Experimental investigation of the non-Markovian dynamics of classical and quantum correlations
Jin-Shi Xu, Chuan-Feng Li, Cheng-Jie Zhang, Xiao-Ye Xu, Yong-Sheng, Zhang, Guang-Can Guo

TL;DR
This study experimentally explores how classical and quantum correlations evolve in a non-Markovian environment, revealing phenomena like sudden transitions, revivals, and control mechanisms relevant for quantum memory applications.
Contribution
It provides the first experimental observation of correlation dynamics, including revivals and control, in a non-Markovian environment for Bell diagonal states.
Findings
Quantum correlations revive due to phase refocusing.
Classical correlations remain constant despite non-Markovian effects.

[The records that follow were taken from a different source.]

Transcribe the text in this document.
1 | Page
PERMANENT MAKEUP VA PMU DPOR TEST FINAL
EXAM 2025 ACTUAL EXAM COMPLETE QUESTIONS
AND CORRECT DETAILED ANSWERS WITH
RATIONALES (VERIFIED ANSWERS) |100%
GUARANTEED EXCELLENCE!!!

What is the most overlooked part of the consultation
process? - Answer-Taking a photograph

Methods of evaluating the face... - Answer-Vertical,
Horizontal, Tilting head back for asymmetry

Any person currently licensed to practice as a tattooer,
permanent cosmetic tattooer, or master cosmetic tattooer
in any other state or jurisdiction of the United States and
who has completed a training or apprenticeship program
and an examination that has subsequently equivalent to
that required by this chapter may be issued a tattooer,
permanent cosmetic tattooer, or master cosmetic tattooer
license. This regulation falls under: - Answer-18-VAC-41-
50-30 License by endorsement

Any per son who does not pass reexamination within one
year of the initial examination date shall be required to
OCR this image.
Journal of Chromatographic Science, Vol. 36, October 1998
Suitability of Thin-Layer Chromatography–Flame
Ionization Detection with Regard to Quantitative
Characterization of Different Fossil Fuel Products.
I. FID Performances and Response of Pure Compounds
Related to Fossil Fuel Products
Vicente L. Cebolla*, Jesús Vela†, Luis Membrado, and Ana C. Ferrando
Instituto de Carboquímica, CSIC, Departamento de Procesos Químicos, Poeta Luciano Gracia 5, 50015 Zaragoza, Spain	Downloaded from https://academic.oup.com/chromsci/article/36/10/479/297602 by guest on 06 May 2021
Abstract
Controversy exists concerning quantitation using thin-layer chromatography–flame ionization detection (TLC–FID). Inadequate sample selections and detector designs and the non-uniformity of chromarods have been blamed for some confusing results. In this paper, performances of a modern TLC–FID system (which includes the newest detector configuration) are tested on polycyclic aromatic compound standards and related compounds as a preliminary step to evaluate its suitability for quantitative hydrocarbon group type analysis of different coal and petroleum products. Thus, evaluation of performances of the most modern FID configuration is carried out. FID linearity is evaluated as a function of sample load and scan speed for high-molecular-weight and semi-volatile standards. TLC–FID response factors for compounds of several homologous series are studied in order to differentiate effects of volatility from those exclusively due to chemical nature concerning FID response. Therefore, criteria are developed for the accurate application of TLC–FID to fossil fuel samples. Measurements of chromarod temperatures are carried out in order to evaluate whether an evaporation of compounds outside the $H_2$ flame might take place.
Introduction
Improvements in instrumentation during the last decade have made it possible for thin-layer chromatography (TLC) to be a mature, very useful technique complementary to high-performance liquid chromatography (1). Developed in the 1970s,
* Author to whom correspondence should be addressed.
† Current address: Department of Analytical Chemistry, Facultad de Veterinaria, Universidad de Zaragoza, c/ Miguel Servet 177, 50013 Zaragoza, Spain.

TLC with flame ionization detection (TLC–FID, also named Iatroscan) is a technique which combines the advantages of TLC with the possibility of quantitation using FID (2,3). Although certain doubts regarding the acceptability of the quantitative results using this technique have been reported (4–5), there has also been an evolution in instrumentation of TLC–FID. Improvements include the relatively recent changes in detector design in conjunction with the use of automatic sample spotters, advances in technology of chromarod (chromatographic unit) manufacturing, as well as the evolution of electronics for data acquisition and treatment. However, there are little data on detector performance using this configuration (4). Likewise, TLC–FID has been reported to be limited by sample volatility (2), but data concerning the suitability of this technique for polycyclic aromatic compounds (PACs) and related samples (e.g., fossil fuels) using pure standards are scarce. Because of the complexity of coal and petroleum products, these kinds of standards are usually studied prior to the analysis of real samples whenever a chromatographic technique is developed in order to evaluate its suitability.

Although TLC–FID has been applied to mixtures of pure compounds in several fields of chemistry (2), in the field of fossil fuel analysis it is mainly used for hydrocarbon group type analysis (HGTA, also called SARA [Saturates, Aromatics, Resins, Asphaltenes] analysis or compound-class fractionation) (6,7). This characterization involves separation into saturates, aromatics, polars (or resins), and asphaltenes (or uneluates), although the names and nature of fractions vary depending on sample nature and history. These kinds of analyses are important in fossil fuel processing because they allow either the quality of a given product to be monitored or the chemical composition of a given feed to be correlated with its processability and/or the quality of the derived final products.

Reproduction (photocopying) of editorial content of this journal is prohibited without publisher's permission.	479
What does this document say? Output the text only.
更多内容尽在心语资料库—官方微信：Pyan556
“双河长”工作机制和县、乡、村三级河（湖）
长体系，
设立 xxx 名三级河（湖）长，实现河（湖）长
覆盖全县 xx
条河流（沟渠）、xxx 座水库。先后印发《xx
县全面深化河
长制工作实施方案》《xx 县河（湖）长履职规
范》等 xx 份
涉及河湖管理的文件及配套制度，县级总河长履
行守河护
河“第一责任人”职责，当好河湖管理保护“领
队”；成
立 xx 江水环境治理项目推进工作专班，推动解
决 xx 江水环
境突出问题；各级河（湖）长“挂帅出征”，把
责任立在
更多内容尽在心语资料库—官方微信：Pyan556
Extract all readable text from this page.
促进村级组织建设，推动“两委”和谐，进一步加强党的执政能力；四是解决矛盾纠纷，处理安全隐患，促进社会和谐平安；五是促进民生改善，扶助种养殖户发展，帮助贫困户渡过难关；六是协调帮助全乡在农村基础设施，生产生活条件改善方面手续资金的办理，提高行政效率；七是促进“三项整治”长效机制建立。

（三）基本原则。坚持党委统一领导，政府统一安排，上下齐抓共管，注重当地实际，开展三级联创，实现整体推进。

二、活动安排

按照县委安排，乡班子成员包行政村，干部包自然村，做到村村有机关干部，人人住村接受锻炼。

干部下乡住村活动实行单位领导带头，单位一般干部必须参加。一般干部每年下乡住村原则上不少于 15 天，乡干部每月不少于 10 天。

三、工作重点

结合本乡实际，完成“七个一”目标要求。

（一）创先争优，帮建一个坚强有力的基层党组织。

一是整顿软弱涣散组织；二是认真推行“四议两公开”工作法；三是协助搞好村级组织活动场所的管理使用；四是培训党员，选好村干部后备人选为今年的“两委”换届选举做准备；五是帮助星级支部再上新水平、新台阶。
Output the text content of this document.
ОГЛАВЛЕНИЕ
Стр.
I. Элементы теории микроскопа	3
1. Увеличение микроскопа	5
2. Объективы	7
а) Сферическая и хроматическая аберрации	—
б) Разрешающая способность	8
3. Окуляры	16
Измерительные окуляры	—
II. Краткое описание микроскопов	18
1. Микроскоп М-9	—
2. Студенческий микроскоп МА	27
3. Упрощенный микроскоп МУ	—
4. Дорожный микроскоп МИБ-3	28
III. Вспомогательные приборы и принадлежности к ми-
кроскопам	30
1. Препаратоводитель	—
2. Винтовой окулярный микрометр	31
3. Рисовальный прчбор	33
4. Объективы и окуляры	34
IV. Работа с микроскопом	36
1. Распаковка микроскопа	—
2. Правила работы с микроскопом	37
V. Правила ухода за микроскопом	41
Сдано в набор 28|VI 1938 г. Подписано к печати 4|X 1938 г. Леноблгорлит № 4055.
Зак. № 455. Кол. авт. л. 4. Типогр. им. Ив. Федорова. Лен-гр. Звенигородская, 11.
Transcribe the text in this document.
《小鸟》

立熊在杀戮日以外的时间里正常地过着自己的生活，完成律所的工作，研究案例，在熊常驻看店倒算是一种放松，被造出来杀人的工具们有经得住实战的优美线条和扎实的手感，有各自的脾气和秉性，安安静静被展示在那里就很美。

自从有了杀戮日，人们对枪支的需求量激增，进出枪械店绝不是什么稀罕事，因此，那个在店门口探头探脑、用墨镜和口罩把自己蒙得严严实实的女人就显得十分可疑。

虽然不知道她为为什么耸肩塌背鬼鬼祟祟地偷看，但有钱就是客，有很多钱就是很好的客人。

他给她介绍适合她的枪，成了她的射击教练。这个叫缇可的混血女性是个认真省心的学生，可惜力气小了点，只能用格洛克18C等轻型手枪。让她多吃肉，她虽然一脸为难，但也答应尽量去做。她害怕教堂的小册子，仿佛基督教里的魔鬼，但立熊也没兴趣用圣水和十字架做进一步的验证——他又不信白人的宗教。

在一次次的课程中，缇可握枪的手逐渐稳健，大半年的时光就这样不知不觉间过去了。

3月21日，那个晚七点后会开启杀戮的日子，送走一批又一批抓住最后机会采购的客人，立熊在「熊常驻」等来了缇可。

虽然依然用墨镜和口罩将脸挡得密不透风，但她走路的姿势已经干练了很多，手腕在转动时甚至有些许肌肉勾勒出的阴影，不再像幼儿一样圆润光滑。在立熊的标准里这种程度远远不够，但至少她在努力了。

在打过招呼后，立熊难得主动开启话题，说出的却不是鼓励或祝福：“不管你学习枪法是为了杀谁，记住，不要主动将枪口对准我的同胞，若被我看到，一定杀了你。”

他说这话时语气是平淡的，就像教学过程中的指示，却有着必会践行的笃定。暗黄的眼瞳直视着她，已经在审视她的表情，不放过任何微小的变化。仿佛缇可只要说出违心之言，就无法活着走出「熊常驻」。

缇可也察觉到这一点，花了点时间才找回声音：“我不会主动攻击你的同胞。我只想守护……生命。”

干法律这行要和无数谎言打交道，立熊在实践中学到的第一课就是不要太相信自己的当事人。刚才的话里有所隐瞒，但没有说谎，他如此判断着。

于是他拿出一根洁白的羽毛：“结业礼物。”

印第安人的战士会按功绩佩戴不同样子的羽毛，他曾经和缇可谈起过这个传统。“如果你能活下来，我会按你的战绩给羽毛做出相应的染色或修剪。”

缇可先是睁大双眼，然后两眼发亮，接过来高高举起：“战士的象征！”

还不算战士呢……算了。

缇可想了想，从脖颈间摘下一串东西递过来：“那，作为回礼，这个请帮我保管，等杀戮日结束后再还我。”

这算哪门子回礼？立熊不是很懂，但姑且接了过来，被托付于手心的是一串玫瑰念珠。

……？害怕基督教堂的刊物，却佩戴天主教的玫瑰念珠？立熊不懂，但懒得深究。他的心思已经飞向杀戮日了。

Correlation revival times can be controlled using optical operations.
Abstract
We experimentally investigate the dynamics of classical and quantum correlations of a Bell diagonal state in a non-Markovian dephasing environment. The sudden transition from classical to quantum decoherence regime is observed during the dynamics of such kind of Bell diagonal state. Due to the refocusing effect of the overall relative phase, the quantum correlation revives from near zero and then decays again in the subsequent evolution. However, the non-Markovian effect is too weak to revive the classical correlation, which remains constant in the same evolution range. With the implementation of an optical operation, the sudden transition from quantum to classical revival regime is obtained and correlation echoes are formed. Our method can be used to control the revival time of correlations, which would be important in quantum memory.